De rechter-commissaris heeft de vordering beoordeeld en vastgesteld dat de betrokken personen verdacht worden van huisvredebreuk en kraken, zoals omschreven in de artikelen 138 en 138a van het Wetboek van Strafrecht. De beoordeling van de politie wijst op een zeer gevaarlijke situatie, waarbij de kans op instorting van het gebouw aanwezig is. Gezien de urgentie van de situatie heeft de rechter-commissaris besloten de vordering toe te wijzen.

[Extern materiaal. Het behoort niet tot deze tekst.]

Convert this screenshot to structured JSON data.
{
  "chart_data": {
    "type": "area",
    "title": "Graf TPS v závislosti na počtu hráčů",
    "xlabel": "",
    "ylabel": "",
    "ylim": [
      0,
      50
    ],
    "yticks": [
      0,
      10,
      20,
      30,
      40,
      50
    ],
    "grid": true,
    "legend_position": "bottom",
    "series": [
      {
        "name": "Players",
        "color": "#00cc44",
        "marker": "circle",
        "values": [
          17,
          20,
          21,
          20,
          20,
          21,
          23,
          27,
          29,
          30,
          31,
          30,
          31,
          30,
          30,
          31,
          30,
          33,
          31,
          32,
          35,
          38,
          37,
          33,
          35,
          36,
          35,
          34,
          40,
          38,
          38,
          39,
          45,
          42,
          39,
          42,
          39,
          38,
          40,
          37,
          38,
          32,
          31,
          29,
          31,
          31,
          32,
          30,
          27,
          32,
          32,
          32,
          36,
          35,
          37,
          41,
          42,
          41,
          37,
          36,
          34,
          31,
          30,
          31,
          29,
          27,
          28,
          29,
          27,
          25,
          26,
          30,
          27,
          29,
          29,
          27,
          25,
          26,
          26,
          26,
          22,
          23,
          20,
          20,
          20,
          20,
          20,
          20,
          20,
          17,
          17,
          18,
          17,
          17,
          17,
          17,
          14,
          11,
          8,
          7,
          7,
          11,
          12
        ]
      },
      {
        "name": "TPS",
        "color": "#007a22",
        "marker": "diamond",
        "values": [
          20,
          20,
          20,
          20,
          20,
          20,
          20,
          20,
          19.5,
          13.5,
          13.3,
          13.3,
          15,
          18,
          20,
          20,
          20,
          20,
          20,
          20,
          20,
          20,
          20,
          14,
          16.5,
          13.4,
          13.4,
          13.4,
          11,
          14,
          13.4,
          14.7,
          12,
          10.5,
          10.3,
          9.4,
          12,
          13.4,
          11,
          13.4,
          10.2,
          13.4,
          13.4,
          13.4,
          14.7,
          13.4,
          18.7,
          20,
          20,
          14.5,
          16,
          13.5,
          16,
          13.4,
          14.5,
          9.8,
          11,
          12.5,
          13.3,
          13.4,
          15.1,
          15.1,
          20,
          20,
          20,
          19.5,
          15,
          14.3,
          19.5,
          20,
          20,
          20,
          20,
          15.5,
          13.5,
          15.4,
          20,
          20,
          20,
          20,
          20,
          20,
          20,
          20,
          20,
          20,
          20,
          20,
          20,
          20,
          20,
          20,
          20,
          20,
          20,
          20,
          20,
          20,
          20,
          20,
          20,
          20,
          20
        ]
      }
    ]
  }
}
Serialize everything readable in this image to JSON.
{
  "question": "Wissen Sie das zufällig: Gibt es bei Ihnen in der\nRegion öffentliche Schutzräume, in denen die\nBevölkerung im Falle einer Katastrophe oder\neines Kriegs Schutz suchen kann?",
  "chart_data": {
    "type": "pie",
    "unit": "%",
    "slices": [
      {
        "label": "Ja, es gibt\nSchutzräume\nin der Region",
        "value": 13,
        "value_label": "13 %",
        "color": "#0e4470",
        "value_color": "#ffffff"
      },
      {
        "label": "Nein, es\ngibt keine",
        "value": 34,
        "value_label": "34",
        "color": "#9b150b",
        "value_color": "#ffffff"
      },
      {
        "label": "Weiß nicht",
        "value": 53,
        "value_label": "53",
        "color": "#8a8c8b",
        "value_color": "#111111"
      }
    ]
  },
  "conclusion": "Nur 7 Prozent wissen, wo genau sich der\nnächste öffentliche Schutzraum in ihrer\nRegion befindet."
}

De beslissing houdt in dat de officier van justitie wordt gemachtigd om opsporingsambtenaren te bevelen alle personen die wederrechtelijk in het pand verblijven, alsmede alle voorwerpen die ter plaatse worden aangetroffen, te verwijderen. Deze beslissing is genomen door mr. A.J. Beukenhorst, de behandelend rechter-commissaris, op 14 oktober 2022 en op schrift gesteld op 19 oktober 2022.

Uitspraak

RECHTBANK AMSTERDAM

rechter-commissaris in strafzaken
parketnummer : 13-264558-22
datum : 14 oktober 2022
Beslissing op een vordering tot machtiging bevel verwijderen personen en goederen (artikel 551a Wetboek van Strafvordering)
in de strafzaak tegen de verdachte:

[verdachte]

en/of één of meer vooralsnog onbekend gebleven persoon.

Procedure

De officier van justitie heeft op 14 oktober 2022 mondeling gevorderd dat de rechter-commissaris de bovengenoemde machtiging verleent. De officier van justitie heeft de vordering op 17 oktober 2022 op schrift gesteld.
De vordering heeft betrekking op het pand [adres] en op alle voorwerpen die ter plaatse worden aangetroffen.
De officier van justitie heeft ter ondersteuning van de vordering een proces-verbaal overgelegd van de Politie eenheid Amsterdam van 13 oktober 2022 met nummer PL1300- 2022217131.
Wegens dringende noodzaak is/zijn de in de vordering genoemde persoon/personen niet door de rechter-commissaris gehoord.
Deze dringende noodzaak is gelegen in de omstandigheid dat door het wederrechtelijk vertoeven van de verdachte(n) als bedoeld in de artikelen 138 en 138a Wetboek van Strafrecht een acuut gevaarlijke situatie wordt veroorzaakt, gelet op de constructieve toestand van het gebouw.

Beoordeling

Uit het proces-verbaal van de politie blijkt dat de in de vordering genoemde persoon/ personen wordt/worden verdacht van de misdrijven van huisvredebreuk (artikel 138 van het Wetboek van Strafrecht) en kraken (artikel 138a van het Wetboek van Strafrecht).
Verder blijkt daaruit van een zeer gevaarlijke situatie. Als de stempels die in het kader van een verbouwing tijdelijk zijn aangebracht omvallen of worden weggehaald, dreigt gevaar voor instorting.
De vordering kan dan ook worden toegewezen op de wijze en onder de voorwaarden als daarin omschreven.

Beslissing

De rechter-commissaris:
- wijst de vordering toe;
- machtigt de officier van justitie overeenkomstig de vordering om opsporingsambtenaren te bevelen alle personen die wederrechtelijk vertoeven in/op het pand aan de [adres] alsmede alle voorwerpen die ter plaatse worden aangetroffen, te verwijderen of te doen verwijderen.
Deze beslissing is op 14 oktober 2022 genomen door mr. A.J. Beukenhorst,
behandelend rechter-commissaris, en op schrift gesteld op 19 oktober 2022.